OGH 3Ob568/86

OGH3Ob568/8618.6.1986

Der Oberste Gerichtshof hat durch den Hofrat des Obersten Gerichtshofes Dr.Hule als Vorsitzenden und durch die Hofräte des Obersten Gerichtshofes Dr.Warta, Dr.Zehetner, Dr.Klinger und Mag.Engelmaier als Richter in der Rechtssache der klagenden Partei Ing.Johann G***, Techniker, Wolkersdorf 36, 9431 St.Stefan im Lavanttal, vertreten durch Dr.Siegfried Schüßler, Rechtsanwalt in Wolfsberg, wider die beklagte Partei A*** Anlagenplanung und Sondermaschinenbau Gesellschaft mit beschränkter Haftung, 4817 St.Konrad 106, vertreten durch Dr.Georg Pammesberger, Rechtsanwalt in Gmunden, wegen S 138.068,80 samt Anhang, infolge Rekurses der beklagten Partei gegen den Beschluß des Oberlandesgerichtes Graz als Rekursgerichtes vom 12.Februar 1986, GZ.5 R 24/86-9, womit der Rekurs der beklagten Partei gegen den der Beschluß des Landesgerichtes Klagenfurt vom 15.Jänner 1986, GZ.25 Cg 6/86-6, zurückgewiesen wurde, folgenden

Beschluß

gefaßt:

 

Spruch:

Dem Rekurs wird nicht Folge gegeben.

Die beklagte Partei hat die Kosten ihres Rechtsmittels selbst zu tragen.

Text

Begründung

Der Kläger bracht die Klage auf Zahlung des Restbetrages von S 138.068,80 samt Zinsen für auf Bestellung an die Beklagte ausgelieferte Maschinenteile am 11.November 1985 beim Bezirksgericht Wolfsberg ein und berief sich auf eine ausdrückliche Vereinbarung der Parteien nach § 104 Abs.1 JN. Er legte der Klagsschrift die Ablichtung seines Lieferscheines vom 18.Juli 1985 Nr.285 mit dem Vordruck "Gerichtsstand A-9400 Wolfsberg" bei.

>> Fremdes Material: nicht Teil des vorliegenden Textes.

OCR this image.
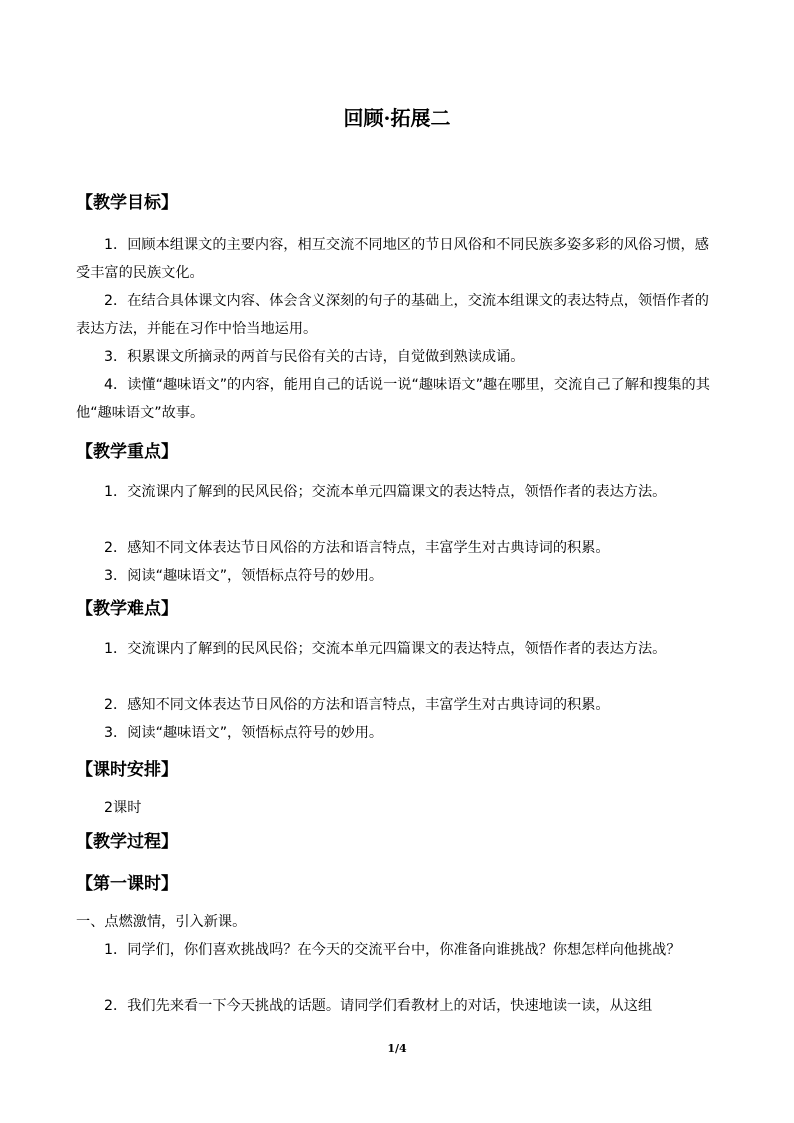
回顾·拓展二
【教学目标】
1．回顾本组课文的主要内容，相互交流不同地区的节日风俗和不同民族多姿多彩的风俗习惯，感受丰富的民族文化。
2．在结合具体课文内容、体会含义深刻的句子的基础上，交流本组课文的表达特点，领悟作者的表达方法，并能在习作中恰当地运用。
3．积累课文所摘录的两首与民俗有关的古诗，自觉做到熟读成诵。
4．读懂“趣味语文”的内容，能用自己的话说一说“趣味语文”趣在哪里，交流自己了解和搜集的其他“趣味语文”故事。
【教学重点】
1．交流课内了解到的民风民俗；交流本单元四篇课文的表达特点，领悟作者的表达方法。
2．感知不同文体表达节日风俗的方法和语言特点，丰富学生对古典诗词的积累。
3．阅读“趣味语文”，领悟标点符号的妙用。
【教学难点】
1．交流课内了解到的民风民俗；交流本单元四篇课文的表达特点，领悟作者的表达方法。
2．感知不同文体表达节日风俗的方法和语言特点，丰富学生对古典诗词的积累。
3．阅读“趣味语文”，领悟标点符号的妙用。
【课时安排】
2课时
【教学过程】
【第一课时】
一、点燃激情，引入新课。
1．同学们，你们喜欢挑战吗？在今天的交流平台中，你准备向谁挑战？你想怎样向他挑战？
2．我们先来看一下今天挑战的话题。请同学们看教材上的对话，快速地读一读，从这组
1/4
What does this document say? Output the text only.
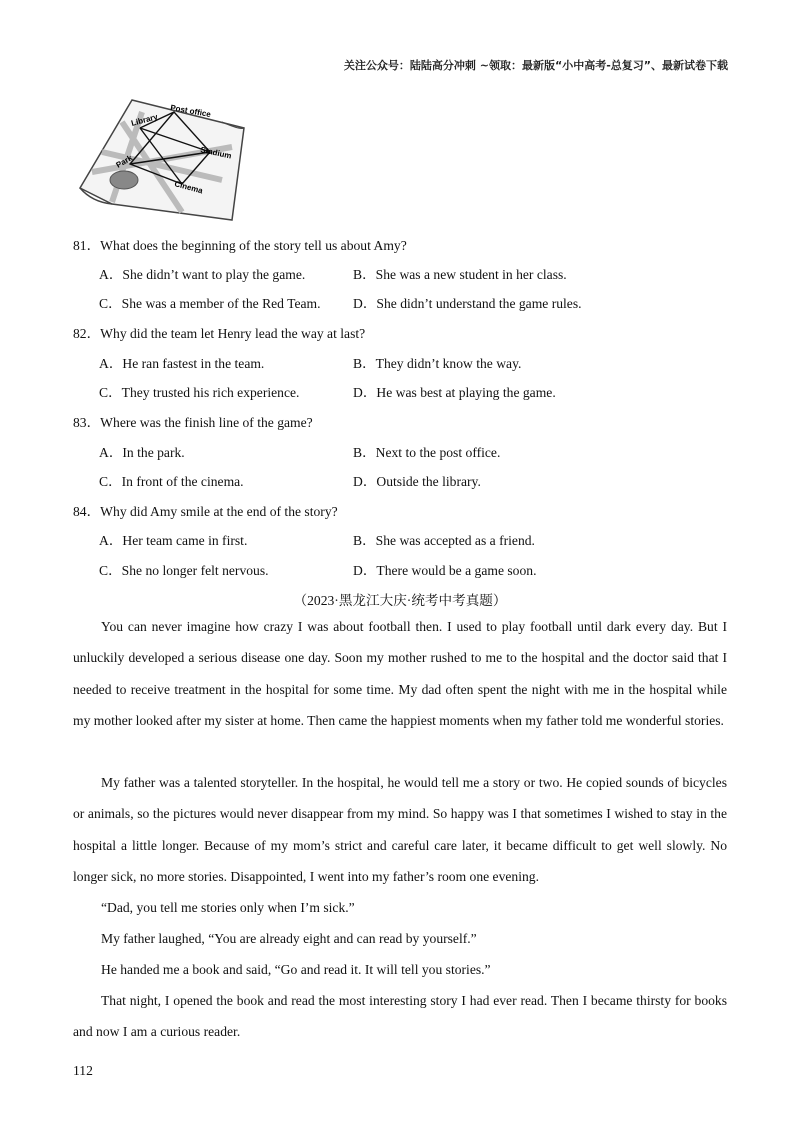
关注公众号：陆陆高分冲刺 ~领取：最新版“小中高考-总复习”、最新试卷下载
Library
Post office
Stadium
Park
Cinema
81．What does the beginning of the story tell us about Amy?
A．She didn’t want to play the game.	B．She was a new student in her class.
C．She was a member of the Red Team. D．She didn’t understand the game rules.
82．Why did the team let Henry lead the way at last?
A．He ran fastest in the team.	B．They didn’t know the way.
C．They trusted his rich experience.	D．He was best at playing the game.
83．Where was the finish line of the game?
A．In the park.	B．Next to the post office.
C．In front of the cinema.	D．Outside the library.
84．Why did Amy smile at the end of the story?
A．Her team came in first.	B．She was accepted as a friend.
C．She no longer felt nervous.	D．There would be a game soon.
（2023·黑龙江大庆·统考中考真题）

You can never imagine how crazy I was about football then. I used to play football until dark every day. But I unluckily developed a serious disease one day. Soon my mother rushed to me to the hospital and the doctor said that I needed to receive treatment in the hospital for some time. My dad often spent the night with me in the hospital while my mother looked after my sister at home. Then came the happiest moments when my father told me wonderful stories.

My father was a talented storyteller. In the hospital, he would tell me a story or two. He copied sounds of bicycles or animals, so the pictures would never disappear from my mind. So happy was I that sometimes I wished to stay in the hospital a little longer. Because of my mom’s strict and careful care later, it became difficult to get well slowly. No longer sick, no more stories. Disappointed, I went into my father’s room one evening.

“Dad, you tell me stories only when I’m sick.”

My father laughed, “You are already eight and can read by yourself.”

He handed me a book and said, “Go and read it. It will tell you stories.”

That night, I opened the book and read the most interesting story I had ever read. Then I became thirsty for books and now I am a curious reader.

112
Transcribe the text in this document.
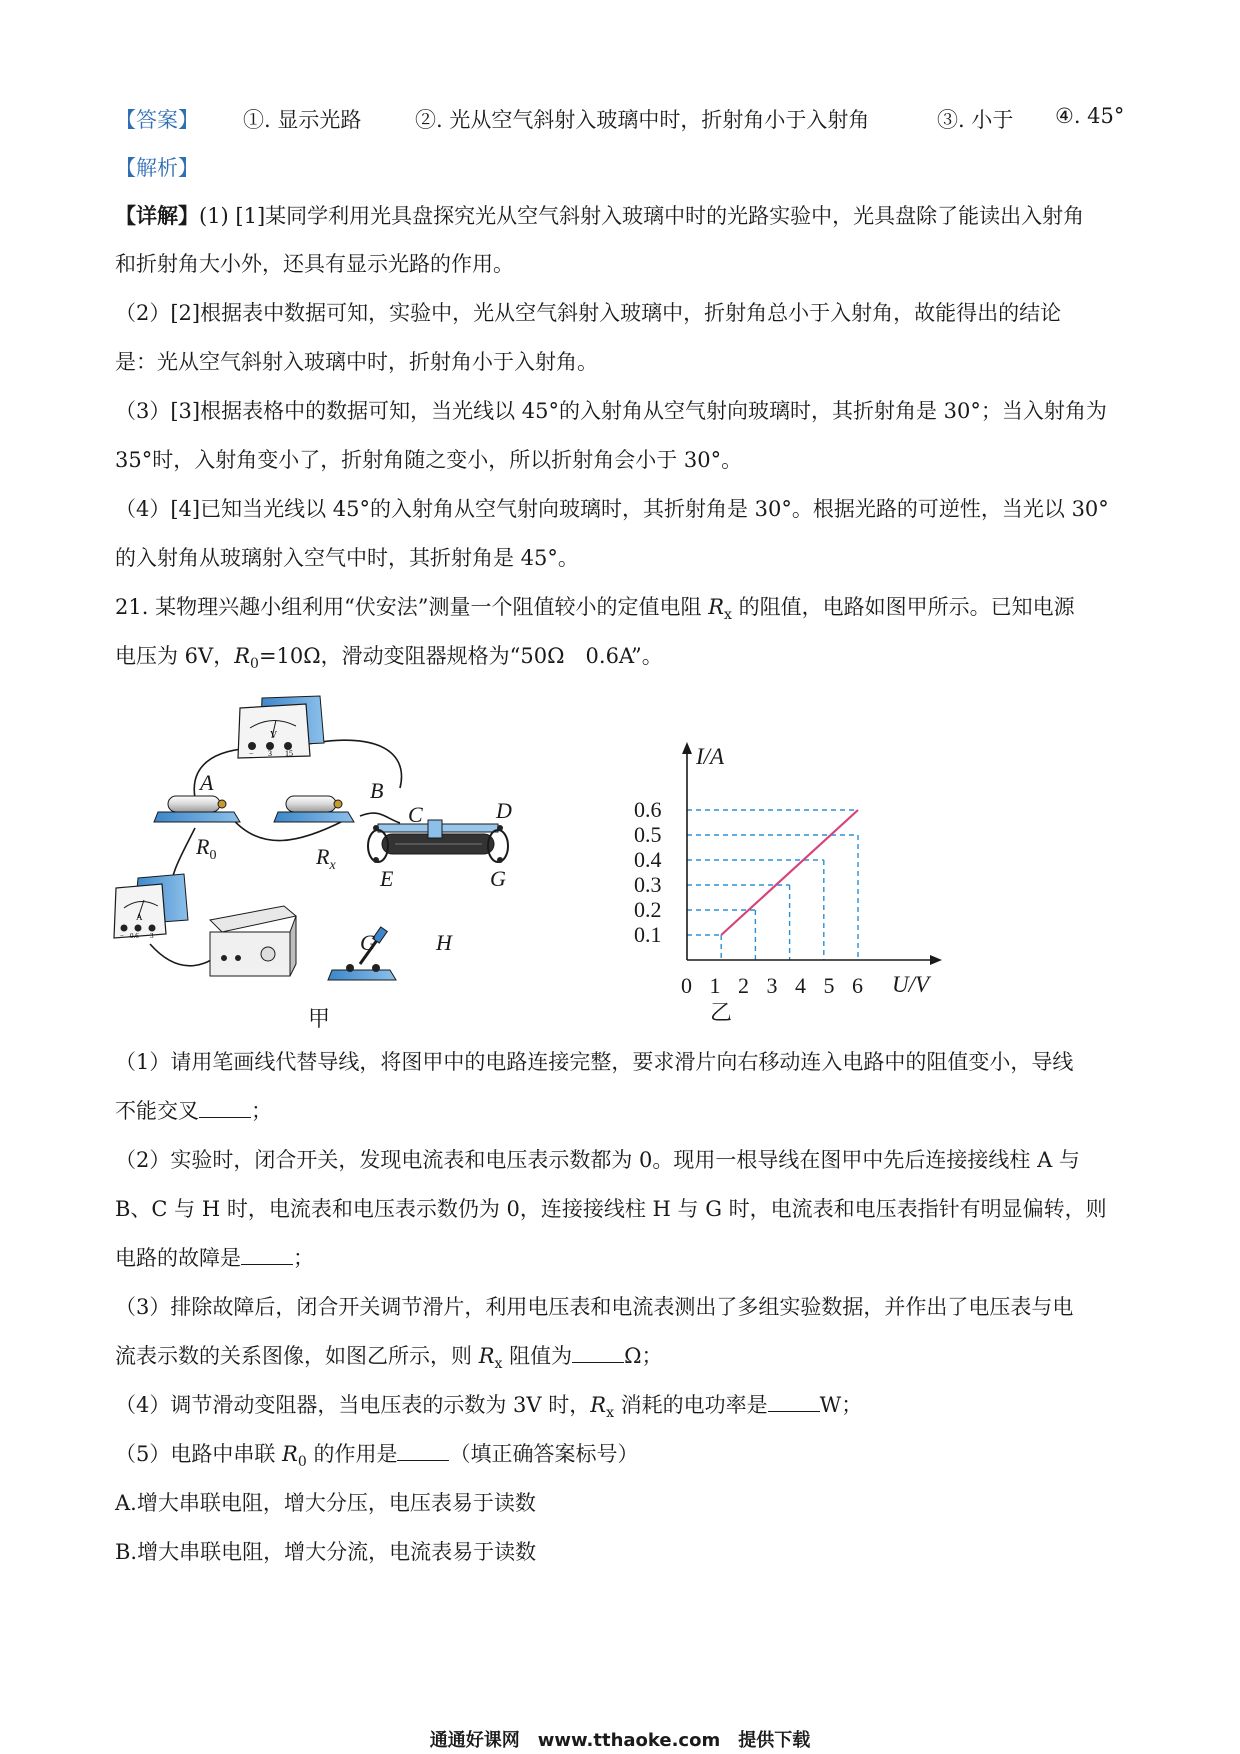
【答案】 ①. 显示光路	②. 光从空气斜射入玻璃中时，折射角小于入射角	③. 小于 ④. 45°
【解析】
【详解】(1) [1]某同学利用光具盘探究光从空气斜射入玻璃中时的光路实验中，光具盘除了能读出入射角
和折射角大小外，还具有显示光路的作用。
（2）[2]根据表中数据可知，实验中，光从空气斜射入玻璃中，折射角总小于入射角，故能得出的结论
是：光从空气斜射入玻璃中时，折射角小于入射角。
（3）[3]根据表格中的数据可知，当光线以 45°的入射角从空气射向玻璃时，其折射角是 30°；当入射角为
35°时，入射角变小了，折射角随之变小，所以折射角会小于 30°。
（4）[4]已知当光线以 45°的入射角从空气射向玻璃时，其折射角是 30°。根据光路的可逆性，当光以 30°
的入射角从玻璃射入空气中时，其折射角是 45°。
21. 某物理兴趣小组利用“伏安法”测量一个阻值较小的定值电阻 $R_x$ 的阻值，电路如图甲所示。已知电源
电压为 6V，$R_0=10\Omega$，滑动变阻器规格为“50Ω　0.6A”。
V
− 3 15
A
− 0.6 3
A	B
C	D
E	G
G	H
$R_0$	$R_x$
甲
0 1 2 3 4 5 6
0.1
0.2
0.3
0.4
0.5
0.6
I/A
U/V
乙
（1）请用笔画线代替导线，将图甲中的电路连接完整，要求滑片向右移动连入电路中的阻值变小，导线
不能交叉 ；
（2）实验时，闭合开关，发现电流表和电压表示数都为 0。现用一根导线在图甲中先后连接接线柱 A 与
B、C 与 H 时，电流表和电压表示数仍为 0，连接接线柱 H 与 G 时，电流表和电压表指针有明显偏转，则
电路的故障是 ；
（3）排除故障后，闭合开关调节滑片，利用电压表和电流表测出了多组实验数据，并作出了电压表与电
流表示数的关系图像，如图乙所示，则 $R_x$ 阻值为 Ω；
（4）调节滑动变阻器，当电压表的示数为 3V 时，$R_x$ 消耗的电功率是 W；
（5）电路中串联 $R_0$ 的作用是 （填正确答案标号）
A.增大串联电阻，增大分压，电压表易于读数
B.增大串联电阻，增大分流，电流表易于读数
通通好课网　www.tthaoke.com　提供下载
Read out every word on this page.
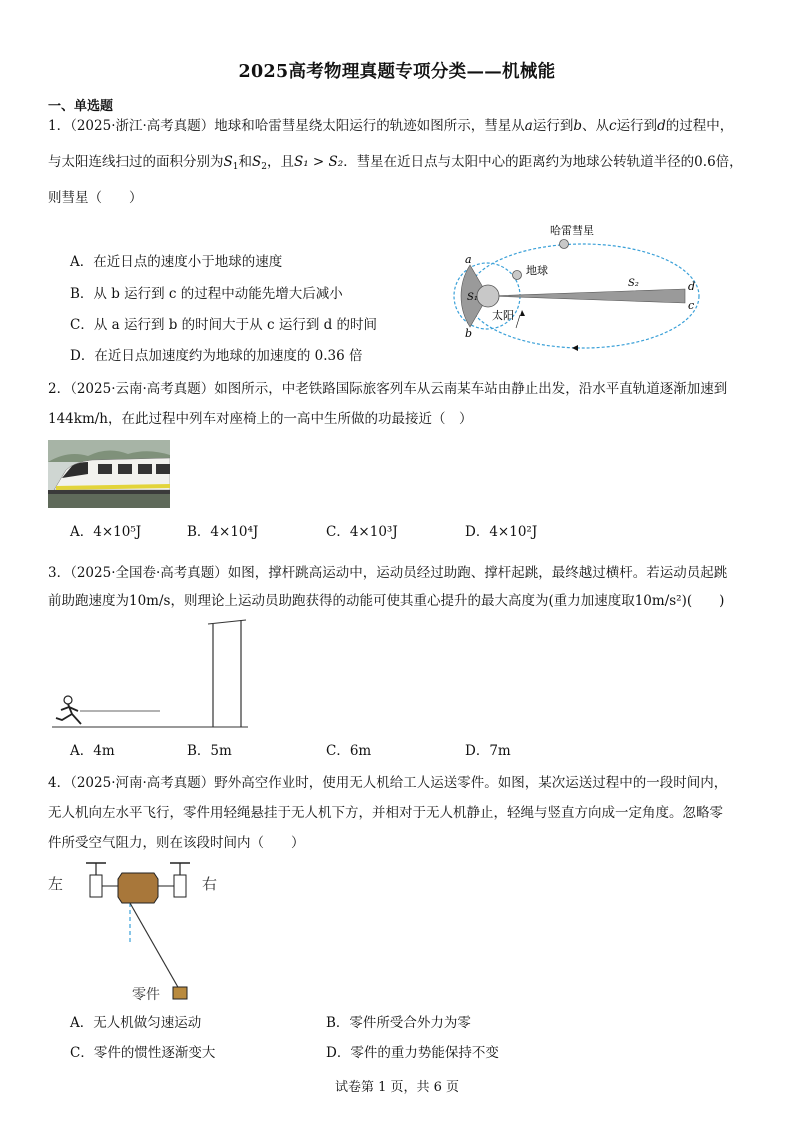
2025高考物理真题专项分类——机械能
一、单选题
1．（2025·浙江·高考真题）地球和哈雷彗星绕太阳运行的轨迹如图所示，彗星从a运行到b、从c运行到d的过程中，
与太阳连线扫过的面积分别为$S_1$和$S_2$，且S₁ > S₂．彗星在近日点与太阳中心的距离约为地球公转轨道半径的0.6倍，
则彗星（　　）
A．在近日点的速度小于地球的速度
B．从 b 运行到 c 的过程中动能先增大后减小
C．从 a 运行到 b 的时间大于从 c 运行到 d 的时间
D．在近日点加速度约为地球的加速度的 0.36 倍
哈雷彗星
地球
太阳
S₁
S₂
a
b
c
d
2．（2025·云南·高考真题）如图所示，中老铁路国际旅客列车从云南某车站由静止出发，沿水平直轨道逐渐加速到
144km/h，在此过程中列车对座椅上的一高中生所做的功最接近（　）
A．4×10⁵J	B．4×10⁴J	C．4×10³J	D．4×10²J
3．（2025·全国卷·高考真题）如图，撑杆跳高运动中，运动员经过助跑、撑杆起跳，最终越过横杆。若运动员起跳
前助跑速度为10m/s，则理论上运动员助跑获得的动能可使其重心提升的最大高度为(重力加速度取10m/s²)(　　)
A．4m	B．5m	C．6m	D．7m
4．（2025·河南·高考真题）野外高空作业时，使用无人机给工人运送零件。如图，某次运送过程中的一段时间内，
无人机向左水平飞行，零件用轻绳悬挂于无人机下方，并相对于无人机静止，轻绳与竖直方向成一定角度。忽略零
件所受空气阻力，则在该段时间内（　　）
左	右
零件
A．无人机做匀速运动	B．零件所受合外力为零
C．零件的惯性逐渐变大	D．零件的重力势能保持不变
试卷第 1 页，共 6 页
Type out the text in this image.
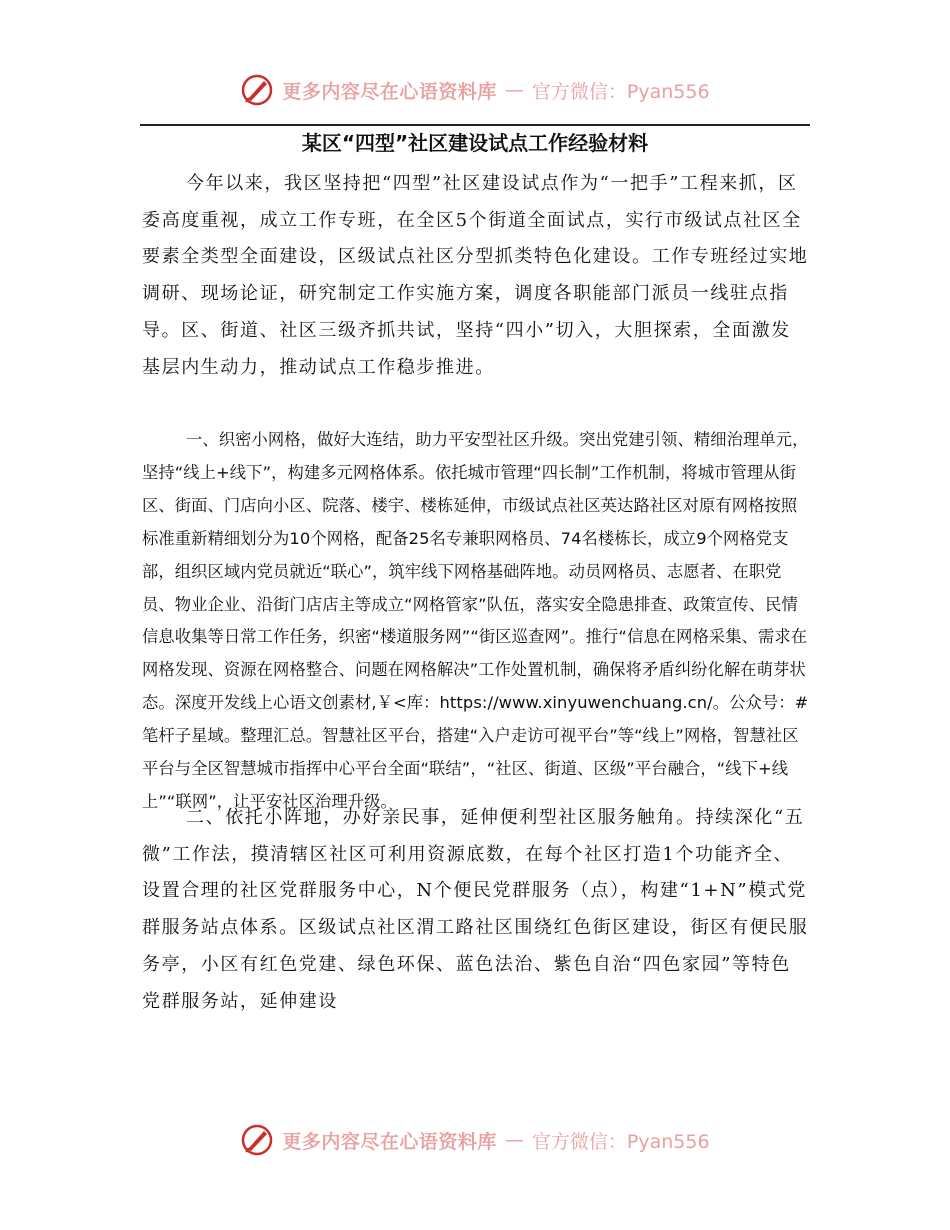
更多内容尽在心语资料库 — 官方微信：Pyan556
某区“四型”社区建设试点工作经验材料

今年以来，我区坚持把“四型”社区建设试点作为“一把手”工程来抓，区委高度重视，成立工作专班，在全区5个街道全面试点，实行市级试点社区全要素全类型全面建设，区级试点社区分型抓类特色化建设。工作专班经过实地调研、现场论证，研究制定工作实施方案，调度各职能部门派员一线驻点指导。区、街道、社区三级齐抓共试，坚持“四小”切入，大胆探索，全面激发基层内生动力，推动试点工作稳步推进。

一、织密小网格，做好大连结，助力平安型社区升级。突出党建引领、精细治理单元，坚持“线上+线下”，构建多元网格体系。依托城市管理“四长制”工作机制，将城市管理从街区、街面、门店向小区、院落、楼宇、楼栋延伸，市级试点社区英达路社区对原有网格按照标准重新精细划分为10个网格，配备25名专兼职网格员、74名楼栋长，成立9个网格党支部，组织区域内党员就近“联心”，筑牢线下网格基础阵地。动员网格员、志愿者、在职党员、物业企业、沿街门店店主等成立“网格管家”队伍，落实安全隐患排查、政策宣传、民情信息收集等日常工作任务，织密“楼道服务网”“街区巡查网”。推行“信息在网格采集、需求在网格发现、资源在网格整合、问题在网格解决”工作处置机制，确保将矛盾纠纷化解在萌芽状态。深度开发线上心语文创素材,￥<库：https://www.xinyuwenchuang.cn/。公众号：#笔杆子星域。整理汇总。智慧社区平台，搭建“入户走访可视平台”等“线上”网格，智慧社区平台与全区智慧城市指挥中心平台全面“联结”，“社区、街道、区级”平台融合，“线下+线上”“联网”，让平安社区治理升级。

二、依托小阵地，办好亲民事，延伸便利型社区服务触角。持续深化“五微”工作法，摸清辖区社区可利用资源底数，在每个社区打造1个功能齐全、设置合理的社区党群服务中心，N个便民党群服务（点），构建“1+N”模式党群服务站点体系。区级试点社区渭工路社区围绕红色街区建设，街区有便民服务亭，小区有红色党建、绿色环保、蓝色法治、紫色自治“四色家园”等特色党群服务站，延伸建设

更多内容尽在心语资料库 — 官方微信：Pyan556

Die Beklagte erhob zu Beginn der ersten Verhandlungstagsatzung die Einrede der sachlichen und örtlichen Unzuständigkeit, ohne zur Sache vorzubringen oder mündlich zu verhandeln. Sie bestritt, daß eine Gerichtsstandvereinbarung zustande gekommen sei, und, als sich der Kläger noch auf die allgemeinen Lieferbedingungen des Fachverbandes der Maschinen- und Stahlbauindustrie, wonach Gerichtsstand für alle sich aus dem Vertrag ergebenden Streitigkeiten das für den Sitz des Verkäufers örtlich zuständige Gericht sei, und auf den Gerichtsstand nach § 88 Abs.2 JN berief, daß durch Anschluß von Lieferbedingungen eine Gerichtsstandsvereinbarung getroffen und durch Übersendung einer Rechnung der Fakturengerichtsstand begründet wurde. Der Kläger beantragte für den Fall, daß das angerufene Bezirksgericht seine Unzuständigkeit ausspreche, die überweisung der Klage an das nicht offenbar unzuständige Landesgericht Klagenfurt. Das Bezirksgericht Wolfsberg sprach am 5.Dezember 1985 aus, daß es sachlich und örtlich unzuständig sei, und überwies die Rechtssache an das nicht offenbar unzuständige Landesgericht Klagenfurt, weil der urkundliche Nachweis der Bevollmächtigung zum Abschluß einer Vereinbarung, mit welcher sich die Parteien dem Bezirksgericht Wolfsberg unterwarfen, nicht erbracht sei. Der Gerichtsstand des Erfüllungsortes nach § 88 JN regle nur die örtliche nicht aber die sachliche Zuständigkeit, wenn seine Voraussetzungen erfüllt seien.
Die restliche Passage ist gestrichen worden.